Just because you got to learn it on school, because it’s free, made it popular.
IMHO! Java still exists because the developers of today never got to the skill level to see that it’s a junk platform. It’s just there to learn you the basic skills of programming!
Stop using Java for serious business! Use C++ instead for server based apps or HTML5 for client based apps… please…
This whole post is about safely running known-hostile code in clients, which the Java platform actually got away with for a decade. So now, it’s being demonstrated that running known-hostile code is dangerous, because the Java sandbox isn’t tight enough.
“Use C++ instead for server based apps or HTML5 for client based apps…” — I have been working on IPS/IDS applications for the last decade, and this is possibly the worst advice that anyone could possibly follow. Just look at what the signature sets detect and the CVEs they address. The entire IDS business exists because of pointer arithmetic and exploiting memory layout (C) and code injection (scripting languages).
You use C because it’s fast (in a real-time sense), can be made to use minimal memory, easy to interoperate with other C code, and possible to reason about exactly what goes on in *small* programs. As good as those reasons are, they are the only reasons.
The presence of pointer arithmetic actually blinds C compilers to a lot of obvious vectorization and thread-safety related optimizations as well; so C will not always be the fastest language when you have dozens of CPU cores and hundreds of SIMD lanes at your disposal (something like Rust in the future? Go?).
There is certainly no security reason to choose C over Java. Whenever you figure out how to make Java do what a C program would have been able do, we call that a “security hole” in Java.

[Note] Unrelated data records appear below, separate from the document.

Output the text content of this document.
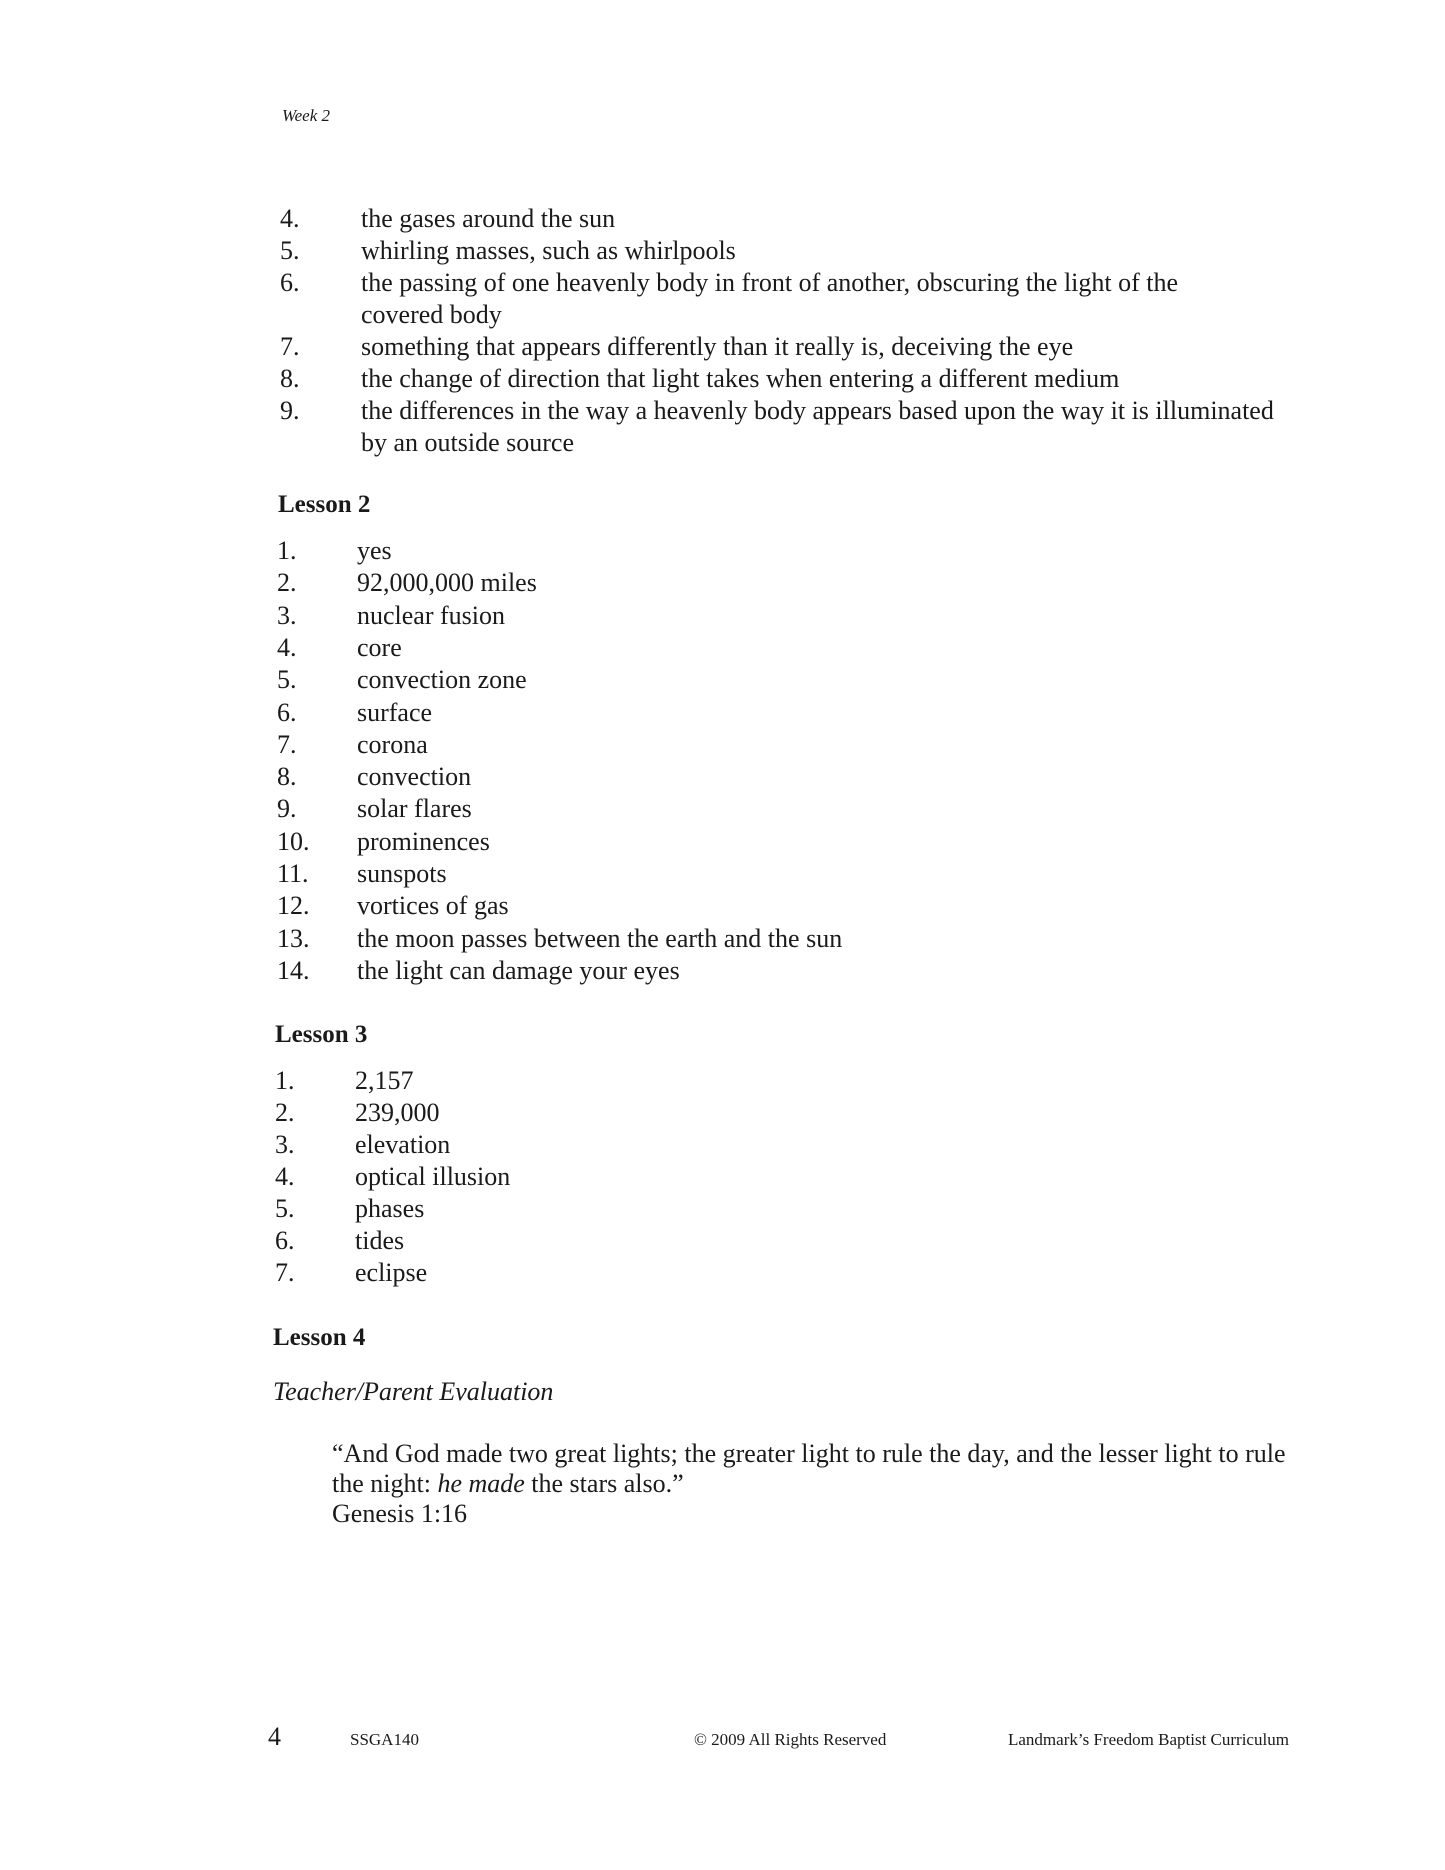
Week 2
4. the gases around the sun
5. whirling masses, such as whirlpools
6. the passing of one heavenly body in front of another, obscuring the light of the
covered body
7. something that appears differently than it really is, deceiving the eye
8. the change of direction that light takes when entering a different medium
9. the differences in the way a heavenly body appears based upon the way it is illuminated
by an outside source
Lesson 2
1. yes
2. 92,000,000 miles
3. nuclear fusion
4. core
5. convection zone
6. surface
7. corona
8. convection
9. solar flares
10. prominences
11. sunspots
12. vortices of gas
13. the moon passes between the earth and the sun
14. the light can damage your eyes
Lesson 3
1. 2,157
2. 239,000
3. elevation
4. optical illusion
5. phases
6. tides
7. eclipse
Lesson 4
Teacher/Parent Evaluation
“And God made two great lights; the greater light to rule the day, and the lesser light to rule
the night: he made the stars also.”
Genesis 1:16
4	SSGA140	© 2009 All Rights Reserved	Landmark’s Freedom Baptist Curriculum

A virtual machine in which pointer arithmetic does not exist does provide a real measure of security (CLR, JVM, etc) from bad input. Our best C programmers do write Excellent Java code; and it’s often faster than the C code because you have the same amount of time (ie: money) to get it done either way. Looking at the bug fixes going into Git, C code is always being edited to defend against buffer overflows and memory leaks; while the Java code is usually being re-factored to use faster algorithms or less memory.
In C, you can actually prove a function correct, only to have it still fail in the wild because something else scribbled into its memory and violated all of the invariants. It’s often caused by a library written by somebody else. It’s sometimes caused by correct code incorrectly linked.
… Yes, Java applets should definitely be permanently disabled; and JavaWebStart protocol needs to be fixed in a non-backwards-incompatible way if it is to be used at all. But this is completely unrelated to the merits of the language. C has benefits, but helping out with security proofs is definitely not one of them.
I’m surprised anyone still uses Java anymore.
People Why are you all that surprised ??? Java is just a drop in the ocean .
disclosure, along with Edward Snowden leak reports from the Guardian and the Washington Post suggesting companies are basically turning on spigots that allow information to flow to the government nearly freely, has firms like Google scrambling to protect client privacy.
The reasoning behind bolstering encryption schemes is that governments and others who want to pry open the data of ordinary citizens will be forced to limit the scope of their hacking, technology firms argue.
‘It’s an arms race,’
Do not be surprised that all use the vulnerabilities in Java. Java was always not very safe product, but it may be any other proprietary product instead of Java. Multiple vulnerabilities have been regularly detected in Internet Explorer and Silverlight, and Adobe Flash.
But for some reason, no one needs to disable Flash Plugin or anything else.
I believe that Oracle programmers do not need to implement a signature to applets but to review the architecture of the JRE, and perhaps pay more attention to the safe operation of downloading and execution of files.
That’s all, if exploits are downloading files and execute them, no matter where vulnerability is, it is important that this vulnerability became irrelevant.